Let’s face it. The average age of liberal Friends is increasing. And the greatest risk factor for Alzheimer’s Disease is simply advanced age. What can Friends do to decrease the odds of falling prey to dementia? Well, there’s a drug—norepinephrine—that can help. Norepinephrine or noradrenaline is a hormone and neurotransmitter that can improve memory and help different brain regions work together more efficiently. Specifically, norepinephrine facilitates the connections among brain cells, stimulates neuron-producing cells, and makes Alzheimer’s Disease proteins less toxic.

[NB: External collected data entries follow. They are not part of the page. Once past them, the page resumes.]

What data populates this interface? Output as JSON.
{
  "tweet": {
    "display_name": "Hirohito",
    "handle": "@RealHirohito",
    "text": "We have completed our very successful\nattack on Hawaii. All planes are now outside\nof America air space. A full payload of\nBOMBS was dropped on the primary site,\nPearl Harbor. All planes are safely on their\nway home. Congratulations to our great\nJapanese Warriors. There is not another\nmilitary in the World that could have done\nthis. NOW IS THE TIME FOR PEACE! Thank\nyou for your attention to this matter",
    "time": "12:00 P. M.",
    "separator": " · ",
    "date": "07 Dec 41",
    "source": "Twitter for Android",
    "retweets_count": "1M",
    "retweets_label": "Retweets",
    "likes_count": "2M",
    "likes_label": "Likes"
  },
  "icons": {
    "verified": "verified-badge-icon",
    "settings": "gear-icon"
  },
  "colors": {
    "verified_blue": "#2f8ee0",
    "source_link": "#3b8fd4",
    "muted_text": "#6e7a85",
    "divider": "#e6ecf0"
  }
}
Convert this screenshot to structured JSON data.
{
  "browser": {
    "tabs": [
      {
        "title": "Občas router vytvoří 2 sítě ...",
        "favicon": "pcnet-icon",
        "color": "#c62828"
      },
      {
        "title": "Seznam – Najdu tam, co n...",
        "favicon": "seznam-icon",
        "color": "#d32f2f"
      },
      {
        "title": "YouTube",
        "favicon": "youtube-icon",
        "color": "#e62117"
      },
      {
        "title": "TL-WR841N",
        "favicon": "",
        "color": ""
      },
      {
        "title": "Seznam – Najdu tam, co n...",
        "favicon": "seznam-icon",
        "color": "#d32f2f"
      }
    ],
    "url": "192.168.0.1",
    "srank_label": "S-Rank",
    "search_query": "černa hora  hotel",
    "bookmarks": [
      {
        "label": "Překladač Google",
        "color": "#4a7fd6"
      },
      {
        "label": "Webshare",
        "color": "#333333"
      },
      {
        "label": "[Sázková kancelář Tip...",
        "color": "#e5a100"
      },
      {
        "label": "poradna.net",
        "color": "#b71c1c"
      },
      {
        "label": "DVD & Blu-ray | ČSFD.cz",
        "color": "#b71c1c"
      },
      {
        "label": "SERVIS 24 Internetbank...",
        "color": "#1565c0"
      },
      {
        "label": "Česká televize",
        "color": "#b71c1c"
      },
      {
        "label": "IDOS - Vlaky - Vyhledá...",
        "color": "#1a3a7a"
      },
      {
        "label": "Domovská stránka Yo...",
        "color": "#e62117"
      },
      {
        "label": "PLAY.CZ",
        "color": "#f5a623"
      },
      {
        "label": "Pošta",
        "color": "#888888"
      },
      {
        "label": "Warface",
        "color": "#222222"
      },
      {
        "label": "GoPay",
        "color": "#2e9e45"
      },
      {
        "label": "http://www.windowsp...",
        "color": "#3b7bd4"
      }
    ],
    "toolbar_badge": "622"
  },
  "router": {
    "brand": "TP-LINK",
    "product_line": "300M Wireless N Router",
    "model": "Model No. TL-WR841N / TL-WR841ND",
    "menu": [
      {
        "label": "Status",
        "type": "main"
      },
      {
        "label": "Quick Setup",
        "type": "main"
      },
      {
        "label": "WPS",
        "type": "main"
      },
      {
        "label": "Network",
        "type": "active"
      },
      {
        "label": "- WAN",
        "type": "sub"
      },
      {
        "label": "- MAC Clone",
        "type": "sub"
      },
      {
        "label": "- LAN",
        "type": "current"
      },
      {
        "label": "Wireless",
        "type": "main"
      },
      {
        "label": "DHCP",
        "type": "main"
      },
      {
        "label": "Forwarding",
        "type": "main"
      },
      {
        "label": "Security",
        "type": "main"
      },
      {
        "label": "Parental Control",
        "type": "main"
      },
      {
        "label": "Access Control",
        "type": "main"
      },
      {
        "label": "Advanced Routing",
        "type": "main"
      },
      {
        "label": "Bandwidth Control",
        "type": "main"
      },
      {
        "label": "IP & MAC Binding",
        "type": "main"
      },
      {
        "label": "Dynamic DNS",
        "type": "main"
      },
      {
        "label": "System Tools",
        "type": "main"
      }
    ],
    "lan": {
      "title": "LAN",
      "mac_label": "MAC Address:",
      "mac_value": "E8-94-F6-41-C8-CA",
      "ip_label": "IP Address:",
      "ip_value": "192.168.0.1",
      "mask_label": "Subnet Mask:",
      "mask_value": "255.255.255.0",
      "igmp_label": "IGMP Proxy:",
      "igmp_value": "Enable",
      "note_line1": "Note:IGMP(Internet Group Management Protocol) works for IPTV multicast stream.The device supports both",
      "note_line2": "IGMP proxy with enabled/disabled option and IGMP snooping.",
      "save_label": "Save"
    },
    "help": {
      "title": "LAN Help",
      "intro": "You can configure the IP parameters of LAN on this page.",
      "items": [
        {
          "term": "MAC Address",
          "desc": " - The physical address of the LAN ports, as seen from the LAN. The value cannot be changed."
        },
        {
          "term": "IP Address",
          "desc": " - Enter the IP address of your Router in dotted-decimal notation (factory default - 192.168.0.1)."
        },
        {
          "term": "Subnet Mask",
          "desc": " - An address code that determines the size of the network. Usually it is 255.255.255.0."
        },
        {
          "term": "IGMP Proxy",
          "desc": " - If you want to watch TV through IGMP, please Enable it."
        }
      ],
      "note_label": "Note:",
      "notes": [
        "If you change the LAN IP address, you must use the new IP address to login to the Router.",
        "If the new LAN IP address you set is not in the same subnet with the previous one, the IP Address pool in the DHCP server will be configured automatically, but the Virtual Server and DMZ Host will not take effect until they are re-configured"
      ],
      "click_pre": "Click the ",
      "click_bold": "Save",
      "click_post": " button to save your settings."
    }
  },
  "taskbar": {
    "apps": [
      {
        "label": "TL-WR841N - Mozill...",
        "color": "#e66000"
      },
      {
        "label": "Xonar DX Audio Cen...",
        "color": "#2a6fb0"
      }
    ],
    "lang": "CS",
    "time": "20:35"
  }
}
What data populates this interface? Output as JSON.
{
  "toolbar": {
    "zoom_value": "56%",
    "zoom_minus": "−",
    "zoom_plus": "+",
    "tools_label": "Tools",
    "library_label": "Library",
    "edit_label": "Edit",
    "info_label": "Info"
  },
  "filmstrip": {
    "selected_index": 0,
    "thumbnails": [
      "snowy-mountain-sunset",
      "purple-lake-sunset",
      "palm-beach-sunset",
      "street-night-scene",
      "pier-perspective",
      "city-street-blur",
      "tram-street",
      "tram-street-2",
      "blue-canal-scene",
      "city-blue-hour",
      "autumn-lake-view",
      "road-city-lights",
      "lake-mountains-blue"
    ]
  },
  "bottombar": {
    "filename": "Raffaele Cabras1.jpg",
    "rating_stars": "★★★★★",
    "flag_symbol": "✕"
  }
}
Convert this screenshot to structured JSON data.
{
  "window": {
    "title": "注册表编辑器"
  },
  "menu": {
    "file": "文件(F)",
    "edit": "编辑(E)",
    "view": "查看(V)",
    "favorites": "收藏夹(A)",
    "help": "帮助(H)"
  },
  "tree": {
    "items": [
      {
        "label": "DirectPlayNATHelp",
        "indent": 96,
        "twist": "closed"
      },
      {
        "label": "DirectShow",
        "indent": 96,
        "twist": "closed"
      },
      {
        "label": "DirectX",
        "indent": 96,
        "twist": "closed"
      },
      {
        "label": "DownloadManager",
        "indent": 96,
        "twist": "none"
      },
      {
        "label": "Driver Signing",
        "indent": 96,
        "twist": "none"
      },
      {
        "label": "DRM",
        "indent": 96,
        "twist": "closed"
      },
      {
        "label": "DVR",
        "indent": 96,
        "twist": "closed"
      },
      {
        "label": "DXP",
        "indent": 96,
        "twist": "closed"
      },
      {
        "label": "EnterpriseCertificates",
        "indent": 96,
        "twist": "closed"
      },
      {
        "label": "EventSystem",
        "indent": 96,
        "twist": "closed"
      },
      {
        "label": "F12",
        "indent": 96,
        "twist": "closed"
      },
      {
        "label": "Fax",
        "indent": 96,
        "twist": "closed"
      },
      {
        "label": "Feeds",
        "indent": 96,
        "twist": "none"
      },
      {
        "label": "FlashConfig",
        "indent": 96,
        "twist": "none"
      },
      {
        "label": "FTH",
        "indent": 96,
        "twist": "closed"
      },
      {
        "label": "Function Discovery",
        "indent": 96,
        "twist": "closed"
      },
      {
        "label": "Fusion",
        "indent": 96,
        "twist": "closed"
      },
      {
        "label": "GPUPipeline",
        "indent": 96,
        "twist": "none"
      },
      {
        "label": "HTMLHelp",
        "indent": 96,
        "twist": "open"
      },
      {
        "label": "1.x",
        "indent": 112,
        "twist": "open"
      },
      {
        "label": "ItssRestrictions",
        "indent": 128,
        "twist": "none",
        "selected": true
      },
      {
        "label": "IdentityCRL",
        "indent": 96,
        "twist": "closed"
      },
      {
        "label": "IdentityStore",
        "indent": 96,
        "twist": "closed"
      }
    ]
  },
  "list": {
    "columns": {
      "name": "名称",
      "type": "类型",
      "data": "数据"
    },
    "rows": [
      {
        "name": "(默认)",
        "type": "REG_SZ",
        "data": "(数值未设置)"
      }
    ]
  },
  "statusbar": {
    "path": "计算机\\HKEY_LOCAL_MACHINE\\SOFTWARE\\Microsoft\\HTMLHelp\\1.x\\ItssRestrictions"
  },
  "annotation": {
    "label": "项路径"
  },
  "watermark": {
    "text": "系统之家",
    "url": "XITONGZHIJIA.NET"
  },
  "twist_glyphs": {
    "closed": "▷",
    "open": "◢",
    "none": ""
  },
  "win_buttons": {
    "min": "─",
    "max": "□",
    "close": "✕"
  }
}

The nicotine in cigarettes can increase norepinephrine in the brain, but who wants to die of lung cancer in the pursuit of a sharp mind? I personally chew nicotine gum not infrequently and like to think that the resulting increase in norepinephrine helps me mentally without the danger from the carcinogenic substances in tobacco. I also take Adderall as a treatment for sleep apnea, and Adderall increases norepinephrine in the brain—as does Ritalin. But is there anything Friends can do to boost norepinephrine if they don’t smoke, don’t use smoking cessation products, and don’t need Adderall or Ritalin for ADHD or sleep apnea?
Well, yes. Physical exercise produces more cerebral norepinephrine as does concentrating hard or experiencing emotion. Other norepinephrine-boosting activities include experiencing something new or unusual, taking on a mental challenge, or even just social interaction with others.
Thus, the kind of life we lead directly impacts norepinephrine’s protection from dementia. People who travel to different countries and learn new languages are both experiencing something new and taking on the mental challenge of language learning—not to mention practicing the language through social interaction.
Of course, the novelty could be a visit to a non-Quaker church, the mental challenge might be studying Calculus, and the social interaction could be provided by a new boyfriend or girlfriend. The novelty could be observing the 2023 total solar eclipse, the mental challenge might be learning to count cards at Blackjack, the social interaction could be speed dating or a weekly Bridge club. Well, you get the idea.
So, if you want to stay mentally sharp in old age, it’s time to do or experience something new, take on a mental challenge of some kind, and interact with your fellow human beings instead of staying in your recliner and watching Better Call Saul on Netflix. May your brain stay eternally young and contribute significantly to Quaker life even though your body is old and worn-out!
(This article was based on a module from The Brain Health Project of the University of Texas at Dallas.)